<% response.redirect ("Home/Index.htm") %>

De fietsenmaker konden we vinden in Pueblo de Hijar.  De maat van de bracketring was volgens de fietsenmaker eerder zeldzaam, en hij demonteerde zelfs een oude fiets om er een te kunnen vinden.  Een na een nam hij ook de andere fietsen onderhanden, hoewel die ogenschijnlijk niets mankeerden, vist hij er toch een gebroken spaak en een losstaand stuur uit.  Bovendien presenteerde hij ons een erg lage rekening, van een meevaller gesproken !
Uiteindelijk slaagde we erin om tegen de avond tot in Zaragossa te fietsen, een meevaller.

En weer houden we de volgende dag rustdag,  het wordt een dagje Zaragossa.  We bezochten zowat alle bezienswaardigheden van de stad en leerden op die manier een aardig stukje kaartlezen.  En we gingen eens vroeg de slaapzak in.
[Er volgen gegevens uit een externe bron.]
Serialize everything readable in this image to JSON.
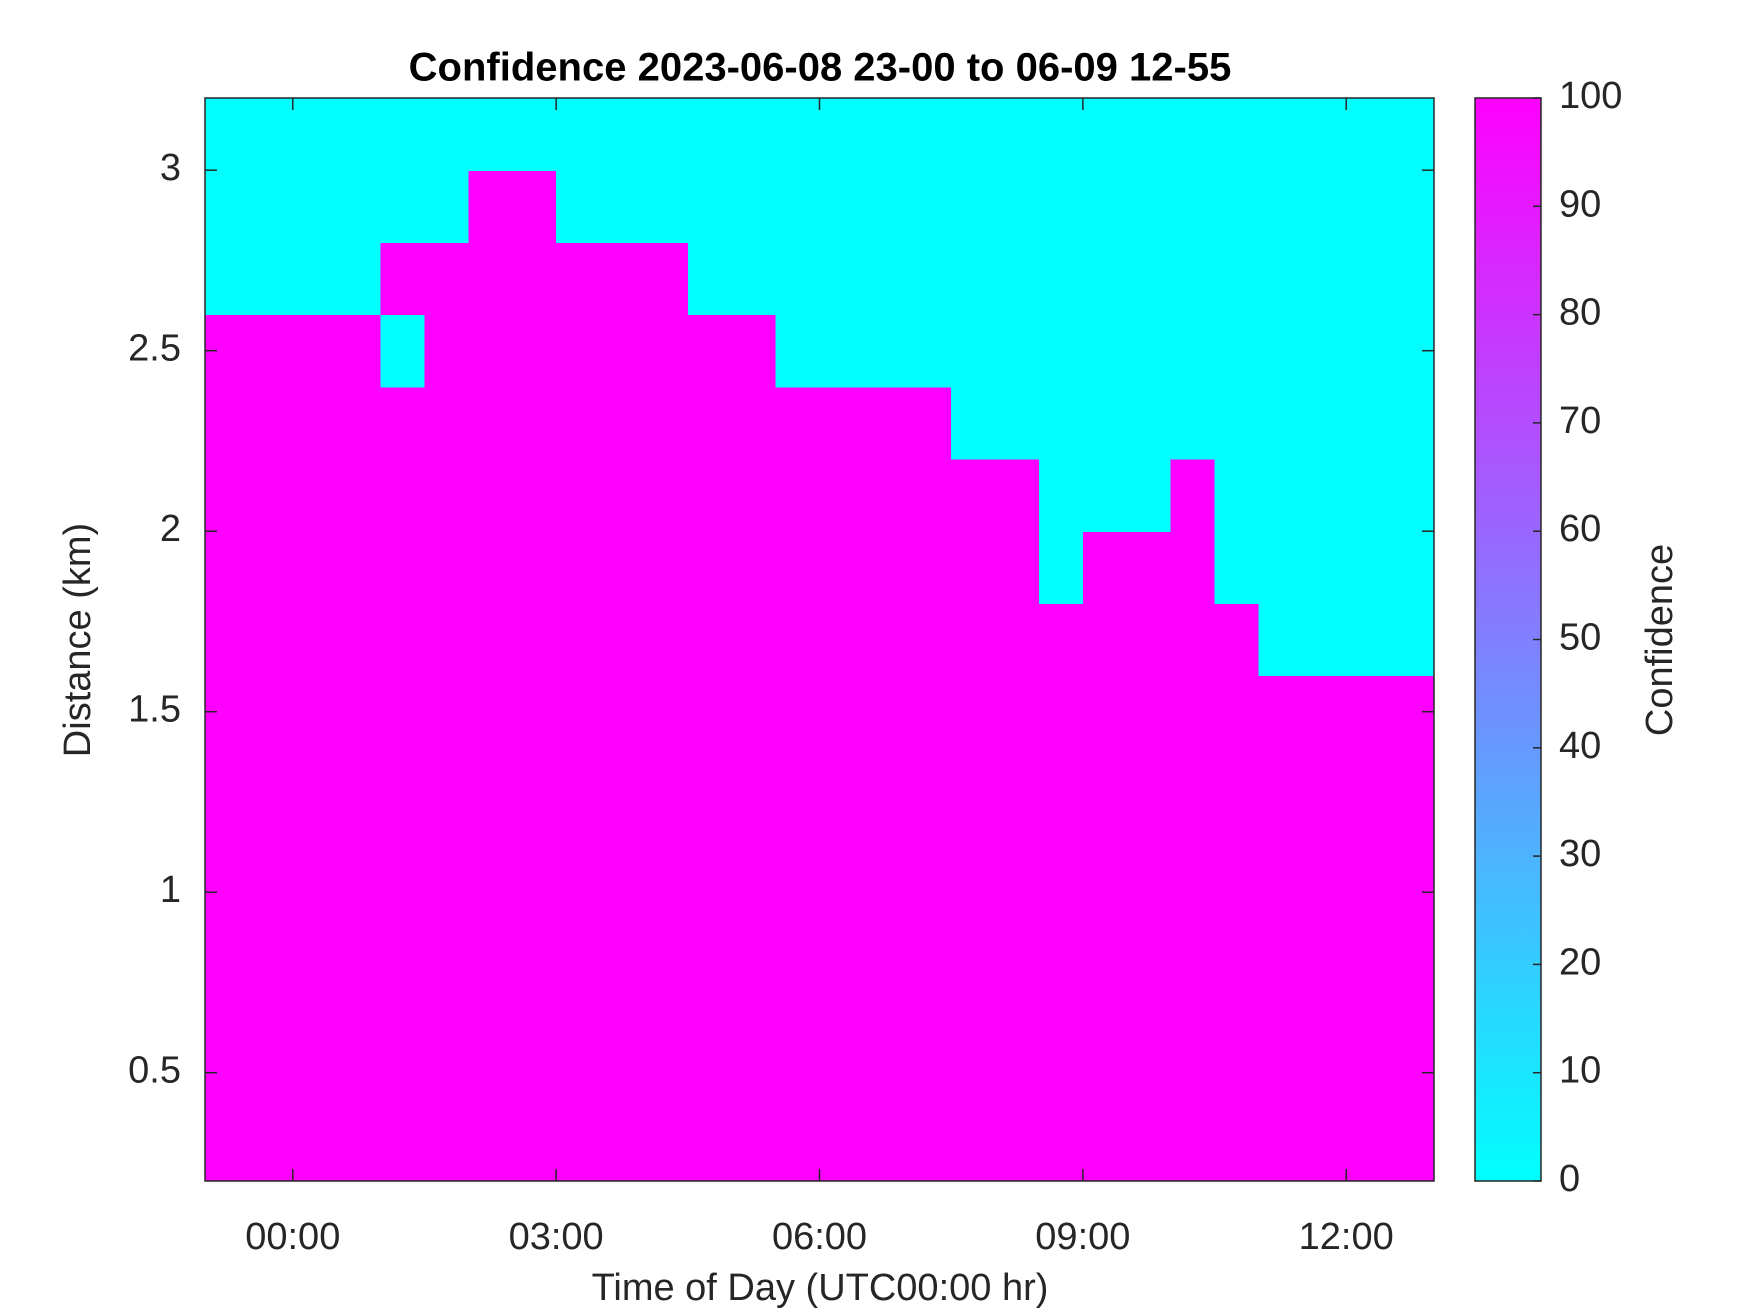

Vanaf hier ging het richting Lérida, Lleida in het Catalaans.  We zien een wegwijzer : Barcelona 300 km.  We schieten goed op want hebben wind in de rug.  We fietsen door immense tarwe- en graanvelden en langs sinaasappel plantages.  Na een verplichte pauze door spaakbreuk en een klapband, fietsen we met vernieuwde moed tot in  Lérida.  We hebben al 153 km in de wielen als we daar aankomen, toch is de camping nog 6 km verder.

De kilometers van de vorige dag zitten nog wat in de benen, we beslissen het wat kalmer aan te doen.  Er moeten nog allerlei kleine reparaties gebeuren aan de fietsen en ook dat neemt tijd.  Tegen de avond hebben we wel erg veel geluk, als we puur op het gevoel een boerenwegel inslaan en er zomaar een bronnetje ontdekken, tussen de bomen.  Van een luxe gesproken zeg. 

De laatste fietsetappe was aangebroken, richting een camping te Barcelona.  Het fietsen ging voortreffelijk, we waren ondertussen getrainde fietsers. ’s Middags eten we in Esparraguera, bij El Petrecó, een voortreffelijke dagschotel.  En omdat we een foutje in de rekening vonden (we betaalden drie limo’s te weinig) en er de zaakvoerder op attent maakten, kregen we van hem elk nog een koffie.
Aan de rand van het vliegveld van Barcelona vinden we uiteindelijk een camping.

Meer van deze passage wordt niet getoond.